The US does not have available data on women and girls joining Daesh fighters in Syria, a senior intelligence official said in an emailed statement. “We do not have numbers to share on the number of women linked to [Daesh] or fighting for them,” the official said.

Daveed Gartenstein-Ross, a counter-terrorism expert at the Washington-based Foundation for Defence of Democracies, downplayed the issue in the US, saying the number of women and girls joining Daesh was of concern, but not an epidemic. “It’s a threat, but it’s [one] among many potential threats coming out of Syria,” he said.

Karim Pakzad, of the French Institute of International and Strategic Relations, said some young women had “an almost romantic idea of war and warriors.

“There’s a certain fascination even with the head and throat-cutting. It’s an adventure.” Some may feel more respected and important than in their home countries, he added.

‘Easily manipulated’

But Shaista Gohir, of the UK Muslim Women’s Network, said little was known about the young women’s motivation or what happened to them after leaving home. “Some of these girls are very young and naive, they don’t understand the conflict or their faith, and they are easily manipulated.

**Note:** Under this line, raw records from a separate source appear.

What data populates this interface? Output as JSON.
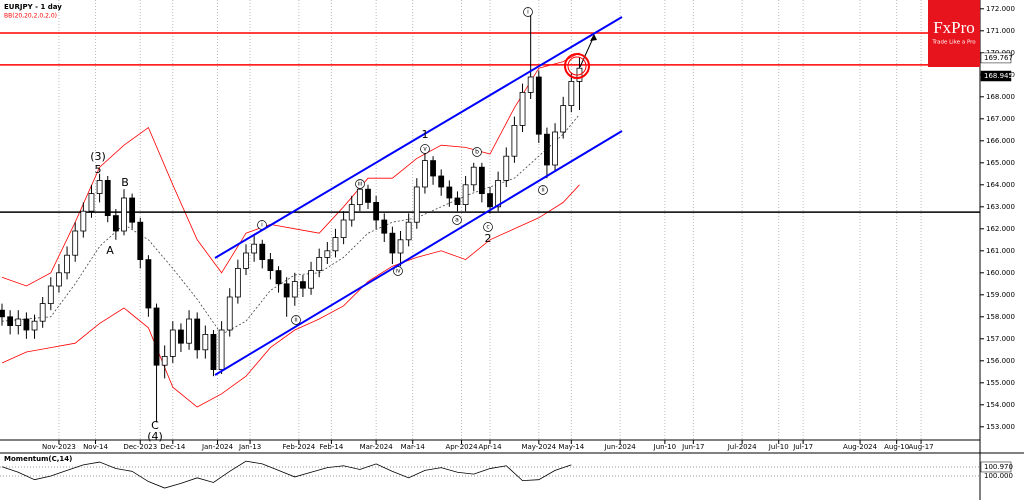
{
  "chart_data": [
    {
      "type": "candlestick",
      "title": "EURJPY - 1 day",
      "subtitle": "BB(20,20,2,0,2,0)",
      "x": [
        0,
        2,
        4,
        6,
        8,
        10,
        12,
        14,
        16,
        18,
        20,
        22,
        24,
        26,
        28,
        30,
        32,
        34,
        36,
        38,
        40,
        42,
        44,
        46,
        48,
        50,
        52,
        54,
        56,
        58,
        60,
        62,
        64,
        66,
        68,
        70,
        72,
        74,
        76,
        78,
        80,
        82,
        84,
        86,
        88,
        90,
        92,
        94,
        96,
        98,
        100,
        102,
        104,
        106,
        108,
        110,
        112,
        114,
        116,
        118,
        120,
        122,
        124,
        126,
        128,
        130,
        132,
        134,
        136,
        138,
        140,
        142
      ],
      "open": [
        158.3,
        158.0,
        157.6,
        157.9,
        157.4,
        157.8,
        158.6,
        159.4,
        160.0,
        160.8,
        161.9,
        162.8,
        163.6,
        164.2,
        162.6,
        161.9,
        163.4,
        162.3,
        160.6,
        158.4,
        155.8,
        156.2,
        157.4,
        156.8,
        157.9,
        156.5,
        157.2,
        155.6,
        157.4,
        158.9,
        160.2,
        160.9,
        161.3,
        160.6,
        160.1,
        159.5,
        158.9,
        159.6,
        159.3,
        160.1,
        160.7,
        161.0,
        161.6,
        162.4,
        163.1,
        163.8,
        163.2,
        162.4,
        161.8,
        160.9,
        161.5,
        162.3,
        163.9,
        165.1,
        164.4,
        163.9,
        163.4,
        163.1,
        164.0,
        164.8,
        163.6,
        163.0,
        164.2,
        165.3,
        166.7,
        168.2,
        168.9,
        166.3,
        164.9,
        166.4,
        167.6,
        168.7
      ],
      "high": [
        158.6,
        158.3,
        158.3,
        158.2,
        158.1,
        158.9,
        159.8,
        160.4,
        161.2,
        162.3,
        163.2,
        164.0,
        164.5,
        164.4,
        162.9,
        163.8,
        163.6,
        162.5,
        160.8,
        158.6,
        156.7,
        157.8,
        157.7,
        158.3,
        158.2,
        157.6,
        157.4,
        157.8,
        159.3,
        160.6,
        161.3,
        161.7,
        161.5,
        160.9,
        160.3,
        159.8,
        160.0,
        159.9,
        160.5,
        161.1,
        161.4,
        162.0,
        162.8,
        163.5,
        164.0,
        164.0,
        163.5,
        162.7,
        162.1,
        161.9,
        162.7,
        164.3,
        165.5,
        165.3,
        164.7,
        164.2,
        163.7,
        164.4,
        165.0,
        165.0,
        163.9,
        164.6,
        165.7,
        167.1,
        168.6,
        171.9,
        169.2,
        166.6,
        166.8,
        168.0,
        169.1,
        169.8
      ],
      "low": [
        157.6,
        157.2,
        157.2,
        157.0,
        157.0,
        157.5,
        158.3,
        159.1,
        159.7,
        160.5,
        161.6,
        162.5,
        163.2,
        162.3,
        161.5,
        161.7,
        162.0,
        160.2,
        158.0,
        153.2,
        155.2,
        155.9,
        156.4,
        156.5,
        156.1,
        156.1,
        155.3,
        155.4,
        157.1,
        158.6,
        159.9,
        160.5,
        160.2,
        159.7,
        159.1,
        158.0,
        158.5,
        158.9,
        159.0,
        159.8,
        160.4,
        160.7,
        161.3,
        162.1,
        162.8,
        162.9,
        162.0,
        161.4,
        160.4,
        160.3,
        161.2,
        162.0,
        163.6,
        164.0,
        163.5,
        163.0,
        162.8,
        162.8,
        163.7,
        163.2,
        162.7,
        162.8,
        163.9,
        165.0,
        166.4,
        167.9,
        165.9,
        164.3,
        164.6,
        166.1,
        167.3,
        167.4
      ],
      "close": [
        158.0,
        157.6,
        157.9,
        157.4,
        157.8,
        158.6,
        159.4,
        160.0,
        160.8,
        161.9,
        162.8,
        163.6,
        164.2,
        162.6,
        161.9,
        163.4,
        162.3,
        160.6,
        158.4,
        155.8,
        156.2,
        157.4,
        156.8,
        157.9,
        156.5,
        157.2,
        155.6,
        157.4,
        158.9,
        160.2,
        160.9,
        161.3,
        160.6,
        160.1,
        159.5,
        158.9,
        159.6,
        159.3,
        160.1,
        160.7,
        161.0,
        161.6,
        162.4,
        163.1,
        163.8,
        163.2,
        162.4,
        161.8,
        160.9,
        161.5,
        162.3,
        163.9,
        165.1,
        164.4,
        163.9,
        163.4,
        163.1,
        164.0,
        164.8,
        163.6,
        163.0,
        164.2,
        165.3,
        166.7,
        168.2,
        168.9,
        166.3,
        164.9,
        166.4,
        167.6,
        168.7,
        169.3
      ],
      "bands": {
        "color": "#ff0000",
        "x": [
          0,
          6,
          12,
          18,
          24,
          30,
          36,
          42,
          48,
          54,
          60,
          66,
          72,
          78,
          84,
          90,
          96,
          102,
          108,
          114,
          120,
          126,
          132,
          138,
          142
        ],
        "upper": [
          159.8,
          159.4,
          160.0,
          162.3,
          164.8,
          165.8,
          166.6,
          164.0,
          161.5,
          160.0,
          161.8,
          162.2,
          162.0,
          161.8,
          163.0,
          164.3,
          164.3,
          165.2,
          165.8,
          165.7,
          165.4,
          167.5,
          169.3,
          169.6,
          170.0
        ],
        "middle": [
          157.8,
          157.9,
          158.0,
          159.5,
          161.2,
          162.2,
          161.5,
          160.2,
          158.8,
          157.2,
          157.8,
          159.2,
          159.9,
          160.0,
          160.7,
          161.8,
          162.3,
          162.5,
          163.0,
          163.5,
          163.9,
          164.3,
          165.3,
          166.3,
          167.2
        ],
        "lower": [
          155.9,
          156.4,
          156.6,
          156.8,
          157.7,
          158.4,
          157.5,
          154.8,
          153.9,
          154.5,
          155.3,
          156.6,
          157.4,
          157.9,
          158.5,
          159.6,
          160.3,
          160.7,
          161.0,
          160.6,
          161.5,
          162.0,
          162.5,
          163.2,
          164.0
        ]
      },
      "levels": [
        {
          "value": 170.9,
          "color": "#ff0000"
        },
        {
          "value": 169.45,
          "color": "#ff0000"
        },
        {
          "value": 162.76,
          "color": "#000000"
        }
      ],
      "price_labels": [
        169.767,
        168.945
      ],
      "annotations": [
        "(3)",
        "5",
        "B",
        "A",
        "C",
        "(4)",
        "i",
        "ii",
        "iii",
        "iv",
        "v",
        "1",
        "a",
        "b",
        "c",
        "2",
        "i",
        "ii"
      ],
      "xlim": [
        0,
        240
      ],
      "xticks": [
        {
          "value": 14,
          "label": "Nov-2023"
        },
        {
          "value": 23,
          "label": "Nov-14"
        },
        {
          "value": 34,
          "label": "Dec-2023"
        },
        {
          "value": 42,
          "label": "Dec-14"
        },
        {
          "value": 53,
          "label": "Jan-2024"
        },
        {
          "value": 61,
          "label": "Jan-13"
        },
        {
          "value": 73,
          "label": "Feb-2024"
        },
        {
          "value": 81,
          "label": "Feb-14"
        },
        {
          "value": 92,
          "label": "Mar-2024"
        },
        {
          "value": 101,
          "label": "Mar-14"
        },
        {
          "value": 113,
          "label": "Apr-2024"
        },
        {
          "value": 120,
          "label": "Apr-14"
        },
        {
          "value": 132,
          "label": "May-2024"
        },
        {
          "value": 140,
          "label": "May-14"
        },
        {
          "value": 152,
          "label": "Jun-2024"
        },
        {
          "value": 163,
          "label": "Jun-10"
        },
        {
          "value": 170,
          "label": "Jun-17"
        },
        {
          "value": 182,
          "label": "Jul-2024"
        },
        {
          "value": 191,
          "label": "Jul-10"
        },
        {
          "value": 197,
          "label": "Jul-17"
        },
        {
          "value": 211,
          "label": "Aug-2024"
        },
        {
          "value": 220,
          "label": "Aug-10"
        },
        {
          "value": 226,
          "label": "Aug-17"
        }
      ],
      "ylim": [
        152.4,
        172.4
      ],
      "yticks": [
        {
          "value": 153,
          "label": "153.000"
        },
        {
          "value": 154,
          "label": "154.000"
        },
        {
          "value": 155,
          "label": "155.000"
        },
        {
          "value": 156,
          "label": "156.000"
        },
        {
          "value": 157,
          "label": "157.000"
        },
        {
          "value": 158,
          "label": "158.000"
        },
        {
          "value": 159,
          "label": "159.000"
        },
        {
          "value": 160,
          "label": "160.000"
        },
        {
          "value": 161,
          "label": "161.000"
        },
        {
          "value": 162,
          "label": "162.000"
        },
        {
          "value": 163,
          "label": "163.000"
        },
        {
          "value": 164,
          "label": "164.000"
        },
        {
          "value": 165,
          "label": "165.000"
        },
        {
          "value": 166,
          "label": "166.000"
        },
        {
          "value": 167,
          "label": "167.000"
        },
        {
          "value": 168,
          "label": "168.000"
        },
        {
          "value": 169,
          "label": "169.000"
        },
        {
          "value": 170,
          "label": "170.000"
        },
        {
          "value": 171,
          "label": "171.000"
        },
        {
          "value": 172,
          "label": "172.000"
        }
      ]
    },
    {
      "type": "line",
      "title": "Momentum(C,14)",
      "color": "#000000",
      "x": [
        0,
        4,
        8,
        12,
        16,
        20,
        24,
        28,
        32,
        36,
        40,
        44,
        48,
        52,
        56,
        60,
        64,
        68,
        72,
        76,
        80,
        84,
        88,
        92,
        96,
        100,
        104,
        108,
        112,
        116,
        120,
        124,
        128,
        132,
        136,
        140
      ],
      "values": [
        101.0,
        100.4,
        99.6,
        100.0,
        100.6,
        101.2,
        101.5,
        100.8,
        100.5,
        99.4,
        98.7,
        99.2,
        99.8,
        99.3,
        100.5,
        101.6,
        101.3,
        100.6,
        99.9,
        100.4,
        100.9,
        101.1,
        100.7,
        101.3,
        100.5,
        99.8,
        100.6,
        100.9,
        100.4,
        100.2,
        100.8,
        101.1,
        99.5,
        99.6,
        100.6,
        101.2
      ],
      "xlim": [
        0,
        240
      ],
      "ylim": [
        97.95,
        102.26
      ],
      "yticks": [
        {
          "value": 100.97,
          "label": "100.970"
        },
        {
          "value": 100,
          "label": "100.000"
        }
      ]
    }
  ],
  "logo": {
    "name": "FxPro",
    "tagline": "Trade Like a Pro"
  }
}
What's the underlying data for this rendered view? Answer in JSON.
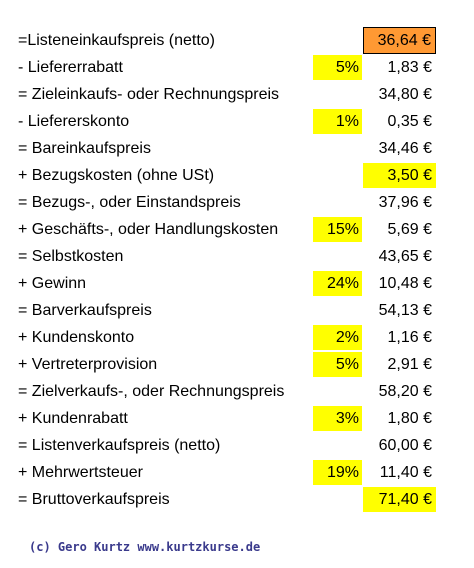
{
  "colors": {
    "highlight": "#ffff00",
    "result": "#ff9933",
    "copyright": "#3a3a8c"
  },
  "rows": [
    {
      "label": "=Listeneinkaufspreis (netto)",
      "pct": "",
      "amount": "36,64 €",
      "pct_highlight": false,
      "amount_style": "result"
    },
    {
      "label": "- Liefererrabatt",
      "pct": "5%",
      "amount": "1,83 €",
      "pct_highlight": true,
      "amount_style": "plain"
    },
    {
      "label": "= Zieleinkaufs- oder Rechnungspreis",
      "pct": "",
      "amount": "34,80 €",
      "pct_highlight": false,
      "amount_style": "plain"
    },
    {
      "label": "- Liefererskonto",
      "pct": "1%",
      "amount": "0,35 €",
      "pct_highlight": true,
      "amount_style": "plain"
    },
    {
      "label": "= Bareinkaufspreis",
      "pct": "",
      "amount": "34,46 €",
      "pct_highlight": false,
      "amount_style": "plain"
    },
    {
      "label": "+ Bezugskosten (ohne USt)",
      "pct": "",
      "amount": "3,50 €",
      "pct_highlight": false,
      "amount_style": "highlight"
    },
    {
      "label": "= Bezugs-, oder Einstandspreis",
      "pct": "",
      "amount": "37,96 €",
      "pct_highlight": false,
      "amount_style": "plain"
    },
    {
      "label": "+ Geschäfts-, oder Handlungskosten",
      "pct": "15%",
      "amount": "5,69 €",
      "pct_highlight": true,
      "amount_style": "plain"
    },
    {
      "label": "= Selbstkosten",
      "pct": "",
      "amount": "43,65 €",
      "pct_highlight": false,
      "amount_style": "plain"
    },
    {
      "label": "+ Gewinn",
      "pct": "24%",
      "amount": "10,48 €",
      "pct_highlight": true,
      "amount_style": "plain"
    },
    {
      "label": "= Barverkaufspreis",
      "pct": "",
      "amount": "54,13 €",
      "pct_highlight": false,
      "amount_style": "plain"
    },
    {
      "label": "+ Kundenskonto",
      "pct": "2%",
      "amount": "1,16 €",
      "pct_highlight": true,
      "amount_style": "plain"
    },
    {
      "label": "+ Vertreterprovision",
      "pct": "5%",
      "amount": "2,91 €",
      "pct_highlight": true,
      "amount_style": "plain"
    },
    {
      "label": "= Zielverkaufs-, oder Rechnungspreis",
      "pct": "",
      "amount": "58,20 €",
      "pct_highlight": false,
      "amount_style": "plain"
    },
    {
      "label": "+ Kundenrabatt",
      "pct": "3%",
      "amount": "1,80 €",
      "pct_highlight": true,
      "amount_style": "plain"
    },
    {
      "label": "= Listenverkaufspreis (netto)",
      "pct": "",
      "amount": "60,00 €",
      "pct_highlight": false,
      "amount_style": "plain"
    },
    {
      "label": "+ Mehrwertsteuer",
      "pct": "19%",
      "amount": "11,40 €",
      "pct_highlight": true,
      "amount_style": "plain"
    },
    {
      "label": "= Bruttoverkaufspreis",
      "pct": "",
      "amount": "71,40 €",
      "pct_highlight": false,
      "amount_style": "highlight"
    }
  ],
  "footer": {
    "copyright": "(c) Gero Kurtz www.kurtzkurse.de"
  }
}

Some of them are taking young children with them; some may believe they are taking part in a humanitarian mission,” she said.

Social media plays a crucial role in recruiting young women to join Daesh in the Middle East, according to many experts.

Some British women and girls have posted pictures of themselves carrying AK-47s, grenades and in one case a severed head, as they pledge allegiance to Daesh. But they are also tweeting pictures of food, restaurants and sunsets to present a positive picture of the life awaiting young women in an attempt to lure more from the UK.

Mia Bloom, a security studies professor at Massachusetts University and author of Bombshell: Women and Terrorism, said the recruitment campaign painted a “Disney-like” picture of life in the caliphate. Some young women were offered financial incentives, such as travel expenses or compensation for bearing children.

Women already living amid Daesh fighters used social media adeptly to portray Syria as a utopia and to attract foreign women to join their “sisterhood in the caliphate”, she said. “The idea of living in the caliphate is a very positive and powerful one that these women hold dear to their heart.”

Sold into slavery

But the reality was very different, she said. Both Bloom and Rolf Tophoven, director of Germany’s Institute for Terrorism Research and Security Policy, said reports indicated that women had been raped, abused, sold into slavery or forced to marry. “[Daesh] is a strictly Islamist, brutal movement ... the power, the leadership structure, are clearly a male domain,” said Tophoven.

Messages between a British Daesh fighter in Syria and his common-law wife, read in a UK court last month, revealed that many fighters are taking several wives.

In an article in Foreign Policy focusing on Daesh’s attitudes to women, former CIA analysts Aki Peritz and Tara Maller said fighters were “committing horrific sexual violence on a seemingly industrial scale.

“For example, the United Nations last month estimated that [Daesh] has forced some 1,500 women, teenage girls and boys into sexual slavery. Amnesty International released a blistering document noting that [Daesh] abducts whole families in northern Iraq for sexual assault and worse.

“Even in the first few days following the fall of Mosul in June, women’s rights activists reported multiple incidents of [Daesh] fighters going door to door, kidnapping and raping Mosul’s women.”